October 12, 2017

Researcher targets peanut allergies with Cohen Fund support

Scott Smith, M.D., Ph.D., assistant professor of Medicine, has received a 2017 research award from the Stanley Cohen Innovation Fund to test a new therapeutic strategy for peanut allergies. Smith’s research could fundamentally change allergy treatment.

With support from the Stanley Cohen Innovation Fund, Scott Smith, M.D., Ph.D., and colleagues are testing a new therapeutic strategy for peanut allergies. (photo by Daniel Dubois)

Scott Smith, M.D., Ph.D., assistant professor of Medicine, has received a 2017 research award from the Stanley Cohen Innovation Fund to test a new therapeutic strategy for peanut allergies.

The Cohen Fund honors Cohen, Distinguished Professor of Biochemistry, Emeritus and 1986 Nobel laureate, by supporting the type of innovative, high-risk research for which he is known.

“Scott’s project is exactly the kind of research the Cohen Fund is designed to promote — research that tackles really big problems in innovative ways,” said Lawrence Marnett, Ph.D., Dean of Basic Sciences at Vanderbilt University School of Medicine. “Scott’s research has the potential to fundamentally change allergy treatment.”

“It’s an honor to receive this award,” Smith said. “We have developed a new technology that opens up a novel strategy for therapeutic design. The Cohen Fund award gives us the freedom to ask risky, big-picture questions of this new technology.”

The technology enables the production of human IgE antibodies — the proteins that lie at the heart of allergic diseases.

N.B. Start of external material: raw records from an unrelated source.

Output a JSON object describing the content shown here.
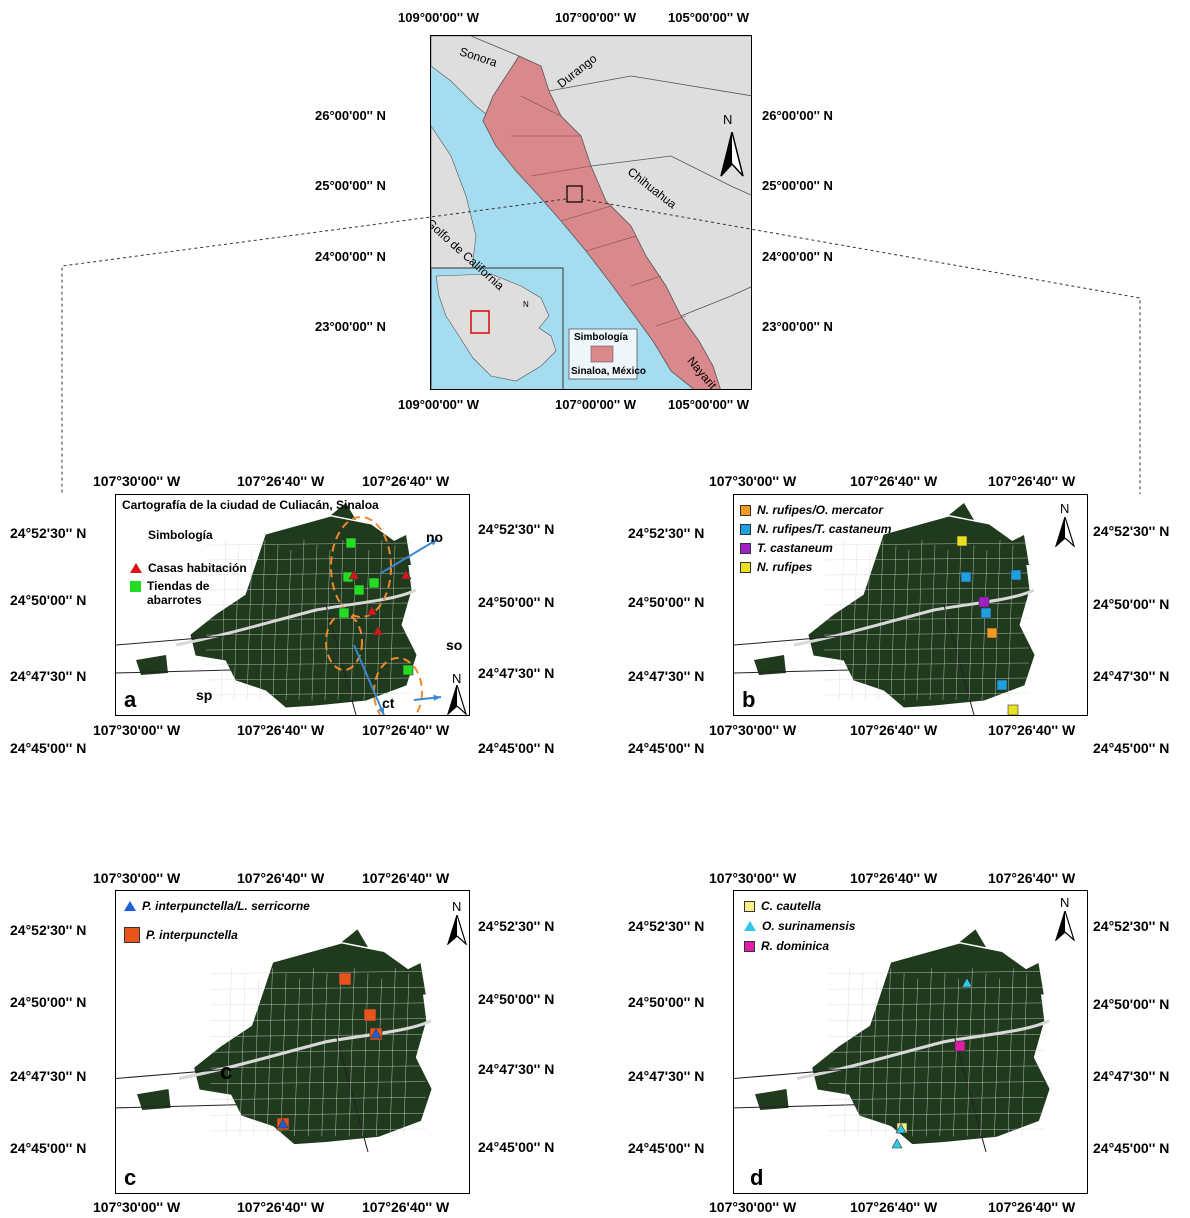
{
  "top_map": {
    "x_ticks_top": [
      "109°00'00'' W",
      "107°00'00'' W",
      "105°00'00'' W"
    ],
    "x_ticks_bottom": [
      "109°00'00'' W",
      "107°00'00'' W",
      "105°00'00'' W"
    ],
    "y_ticks_left": [
      "26°00'00'' N",
      "25°00'00'' N",
      "24°00'00'' N",
      "23°00'00'' N"
    ],
    "y_ticks_right": [
      "26°00'00'' N",
      "25°00'00'' N",
      "24°00'00'' N",
      "23°00'00'' N"
    ],
    "places": {
      "sonora": "Sonora",
      "durango": "Durango",
      "chihuahua": "Chihuahua",
      "golfo": "Golfo de California",
      "nayarit": "Nayarit"
    },
    "legend_title": "Simbología",
    "legend_item": "Sinaloa, México",
    "north": "N",
    "colors": {
      "sea": "#a6dcef",
      "land": "#dedede",
      "sinaloa": "#d9888c"
    }
  },
  "panel_a": {
    "letter": "a",
    "title": "Cartografía de la ciudad de Culiacán, Sinaloa",
    "legend_title": "Simbología",
    "legend": [
      {
        "label": "Casas habitación",
        "color": "#d11a1a",
        "shape": "triangle"
      },
      {
        "label": "Tiendas de abarrotes",
        "color": "#22dd22",
        "shape": "square"
      }
    ],
    "directions": [
      "no",
      "so",
      "ct",
      "sp"
    ],
    "x_ticks_top": [
      "107°30'00'' W",
      "107°26'40'' W",
      "107°26'40'' W"
    ],
    "x_ticks_bottom": [
      "107°30'00'' W",
      "107°26'40'' W",
      "107°26'40'' W"
    ],
    "y_ticks_left": [
      "24°52'30'' N",
      "24°50'00'' N",
      "24°47'30'' N",
      "24°45'00'' N"
    ],
    "y_ticks_right": [
      "24°52'30'' N",
      "24°50'00'' N",
      "24°47'30'' N",
      "24°45'00'' N"
    ],
    "north": "N"
  },
  "panel_b": {
    "letter": "b",
    "legend": [
      {
        "label": "N. rufipes/O. mercator",
        "color": "#f39a1f"
      },
      {
        "label": "N. rufipes/T. castaneum",
        "color": "#1e9fe0"
      },
      {
        "label": "T. castaneum",
        "color": "#a020c8"
      },
      {
        "label": "N. rufipes",
        "color": "#e8e020"
      }
    ],
    "x_ticks_top": [
      "107°30'00'' W",
      "107°26'40'' W",
      "107°26'40'' W"
    ],
    "x_ticks_bottom": [
      "107°30'00'' W",
      "107°26'40'' W",
      "107°26'40'' W"
    ],
    "y_ticks_left": [
      "24°52'30'' N",
      "24°50'00'' N",
      "24°47'30'' N",
      "24°45'00'' N"
    ],
    "y_ticks_right": [
      "24°52'30'' N",
      "24°50'00'' N",
      "24°47'30'' N",
      "24°45'00'' N"
    ],
    "north": "N"
  },
  "panel_c": {
    "letter": "c",
    "inner_letter": "c",
    "legend": [
      {
        "label": "P. interpunctella/L. serricorne",
        "color": "#1f5fd6",
        "shape": "triangle"
      },
      {
        "label": "P. interpunctella",
        "color": "#e8541c",
        "shape": "square"
      }
    ],
    "x_ticks_top": [
      "107°30'00'' W",
      "107°26'40'' W",
      "107°26'40'' W"
    ],
    "x_ticks_bottom": [
      "107°30'00'' W",
      "107°26'40'' W",
      "107°26'40'' W"
    ],
    "y_ticks_left": [
      "24°52'30'' N",
      "24°50'00'' N",
      "24°47'30'' N",
      "24°45'00'' N"
    ],
    "y_ticks_right": [
      "24°52'30'' N",
      "24°50'00'' N",
      "24°47'30'' N",
      "24°45'00'' N"
    ],
    "north": "N"
  },
  "panel_d": {
    "letter": "d",
    "legend": [
      {
        "label": "C. cautella",
        "color": "#f7f08a",
        "shape": "square"
      },
      {
        "label": "O. surinamensis",
        "color": "#2fc8e8",
        "shape": "triangle"
      },
      {
        "label": "R. dominica",
        "color": "#e01ca8",
        "shape": "square"
      }
    ],
    "x_ticks_top": [
      "107°30'00'' W",
      "107°26'40'' W",
      "107°26'40'' W"
    ],
    "x_ticks_bottom": [
      "107°30'00'' W",
      "107°26'40'' W",
      "107°26'40'' W"
    ],
    "y_ticks_left": [
      "24°52'30'' N",
      "24°50'00'' N",
      "24°47'30'' N",
      "24°45'00'' N"
    ],
    "y_ticks_right": [
      "24°52'30'' N",
      "24°50'00'' N",
      "24°47'30'' N",
      "24°45'00'' N"
    ],
    "north": "N"
  },
  "colors": {
    "city": "#1f3a1d",
    "city_road": "#d8d8d8"
  }
}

Allergic diseases occur when the immune system overreacts to an allergen, a normally harmless protein found in certain foods, pollen, pet dander and other environmental substances. Allergies are on the rise, with more than 50 million Americans suffering from allergies each year, according to the Centers for Disease Control and Prevention.

In allergic individuals, exposure to an allergen triggers a “type 2” immune response, in which IgE antibodies produced by B cells activate the release of chemical mediators including histamine from specialized immune cells (mast cells, eosinophils and basophils). Histamine and other compounds cause allergy symptoms such as sneezing, runny nose, skin rash and swelling. The most severe reaction, known as anaphylaxis, involves multiple organ systems and can be fatal.

Type 2 immunity evolved to combat parasitic worms, Smith said.

“Parasites are big, mean, multi-cellular organisms, and type 2 immunity has to be extremely powerful to attempt to kill them,” he said.

In developed countries, however, fewer people are exposed to parasitic worms.

“As our living environments have become cleaner, and we have less exposure to outdoor organisms, we’re not teaching our immune systems what’s good and what’s bad,” Smith said. “This is the crux of the ‘hygiene hypothesis’ for allergic disease. Our anti-parasite immunity is now misfiring against innocuous proteins in our environment.”

To develop new strategies for treating allergic diseases, it is crucial to explore the interaction of IgE antibodies with the specific allergens they recognize, Smith said. But IgE antibodies have been elusive, until now.

Smith’s laboratory is the first in the world to produce allergen-specific human IgE monoclonal antibodies.

Smith relied on expertise he developed during his years as a research fellow at Vanderbilt, where he generated numerous IgG-type monoclonal antibodies against viruses. IgG antibodies are part of “type 1 immunity;” they are the “good antibodies” that are used therapeutically for cancer, rheumatologic and other diseases,” Smith said.

To produce IgE monoclonal antibodies, Smith and his colleagues used blood from patients with severe allergies, isolated B cells that produce IgE antibodies, and fused the B cells with myeloma (cancer) cells to form “hybridomas.” Each unique hybridoma secretes human IgE monoclonal antibodies that are specific for a certain allergen. Smith and his colleagues have produced more than 250 different allergen-specific IgE monoclonal antibodies.

For the Cohen Fund award, the researchers will focus on peanut allergies.

“We’ve made a panel of peanut-specific IgE monoclonal antibodies from patients that have severe reactions to peanut,” Smith said. “These are the antibodies that will kill these patients if they consume peanuts.”

Now, the researchers will attempt to turn the pathogenic IgE antibodies into therapeutic IgG antibodies. They will use the IgE genetic sequence in a recombinant expression system to produce IgG antibodies that will theoretically bind to the peanut allergens and prevent the pathogenic IgE antibodies from binding.

They will test the potency of the peanut-specific IgG therapeutic antibodies against allergic patients’ serum using standard allergy assays, and they will explore the function of the therapeutic antibodies in mouse models of peanut-induced anaphylaxis.

“It’s complicated because it’s pretty technical, but it revolves around the fact that we’re the first lab in the world to ever be able to obtain these molecular tools,” Smith said. “Having these tools allows us to pursue an entirely new therapeutic strategy to attempt to cure people of allergy.”